Secara terpisah, pembuat kebijakan Uni Eropa diharapkan untuk mempertimbangkan perubahan pada MiCA pada tahun 2027. Sebuah tinjauan MiCA yang baru-baru ini dilaporkan mungkin akan memeriksa penerbit stablecoin asing, deposito yang ditokenisasi, instrumen pembayaran, keuangan terdesentralisasi, dan pengawasan lintas batas.

Perusahaan kripto AS menghadapi ambang batas aturan perjalanan yang berbeda

Bagi perusahaan AS yang mengirim aset ke platform Irlandia atau platform yang diatur Uni Eropa lainnya, permintaan informasi dari penyedia penerima dapat memengaruhi apakah transfer diproses. Aturan Uni Eropa mengizinkan penyedia untuk menangguhkan, mengembalikan, atau menolak transaksi ketika detail pengirim atau penerima yang diperlukan hilang.

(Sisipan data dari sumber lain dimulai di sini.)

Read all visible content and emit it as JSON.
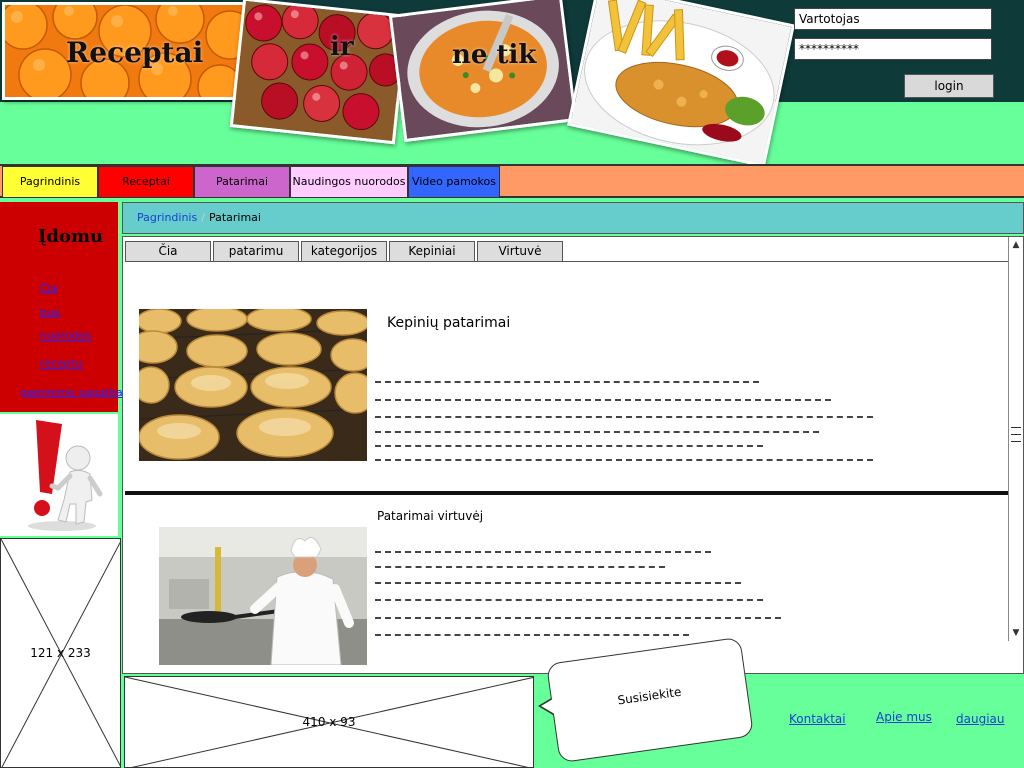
{
  "header": {
    "title_words": [
      "Receptai",
      "ir",
      "ne tik"
    ],
    "username_value": "Vartotojas",
    "password_value": "**********",
    "login_label": "login",
    "colors": {
      "bar": "#0f3a3a",
      "page_bg": "#66ff99"
    }
  },
  "nav": {
    "tabs": [
      {
        "label": "Pagrindinis",
        "color": "#ffff33"
      },
      {
        "label": "Receptai",
        "color": "#ff0000"
      },
      {
        "label": "Patarimai",
        "color": "#cc66cc"
      },
      {
        "label": "Naudingos nuorodos",
        "color": "#ffccff"
      },
      {
        "label": "Video pamokos",
        "color": "#3366ff"
      }
    ],
    "bar_color": "#ff9966"
  },
  "sidebar": {
    "title": "Įdomu",
    "links": [
      "Čia",
      "bus",
      "nuorodos",
      "receptu",
      "gaminimo pagalba"
    ],
    "placeholder_label": "121 x 233",
    "color": "#cc0000"
  },
  "breadcrumb": {
    "home": "Pagrindinis",
    "separator": "/",
    "current": "Patarimai"
  },
  "content": {
    "subtabs": [
      "Čia",
      "patarimu",
      "kategorijos",
      "Kepiniai",
      "Virtuvė"
    ],
    "articles": [
      {
        "title": "Kepinių patarimai",
        "image": "cookies-photo"
      },
      {
        "title": "Patarimai virtuvėj",
        "image": "chef-photo"
      }
    ]
  },
  "footer": {
    "placeholder_label": "410 x 93",
    "contact_label": "Susisiekite",
    "links": [
      "Kontaktai",
      "Apie mus",
      "daugiau"
    ]
  }
}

AS menerapkan aturan perjalanannya sendiri di bawah Undang-Undang Kerahasiaan Bank. Menurut Jaringan Penegakan Kejahatan Keuangan (FinCEN), lembaga keuangan yang tercakup harus mengumpulkan, menyimpan, dan mentransmisikan informasi yang ditentukan untuk transfer dana dan pengiriman yang melebihi $3.000.

Panduan FinCEN tahun 2019 menyatakan bahwa transfer mata uang virtual konvertibel dapat memenuhi syarat sebagai pengiriman dana, membuat pengirim uang tunduk pada aturan tersebut ketika ambang batas dan kondisi regulasi lainnya terpenuhi. Kerangka kerja Uni Eropa, bagaimanapun, menerapkan persyaratan informasi transfer setiap kali penyedia layanan aset kripto berpartisipasi, sementara level €1.000 memicu pemeriksaan kepemilikan atau kontrol tambahan untuk transfer dompet mandiri tertentu.

Standar global di balik kedua sistem ini berasal dari Satuan Tugas Aksi Keuangan (FATF). FATF mengharuskan penyedia aset virtual yang tercakup untuk memperoleh dan mentransmisikan informasi pengirim dan penerima, meskipun setiap yurisdiksi menerapkan rekomendasi tersebut melalui undang-undangnya sendiri.

Pada bulan Juli, FATF melaporkan bahwa 132 dari 143 yurisdiksi yang disurvei, atau hampir 93%, belum menerapkan standarnya pada pengaturan DeFi yang memenuhi syarat. Organisasi tersebut mengatakan DeFi termasuk dalam aturan aset virtualnya ketika seseorang atau badan hukum menjalankan kendali atau pengaruh yang cukup melalui hak administratif, kekuatan tata kelola terkonsentrasi, otoritas peningkatan, kontrol pengembangan, atau manfaat ekonomi.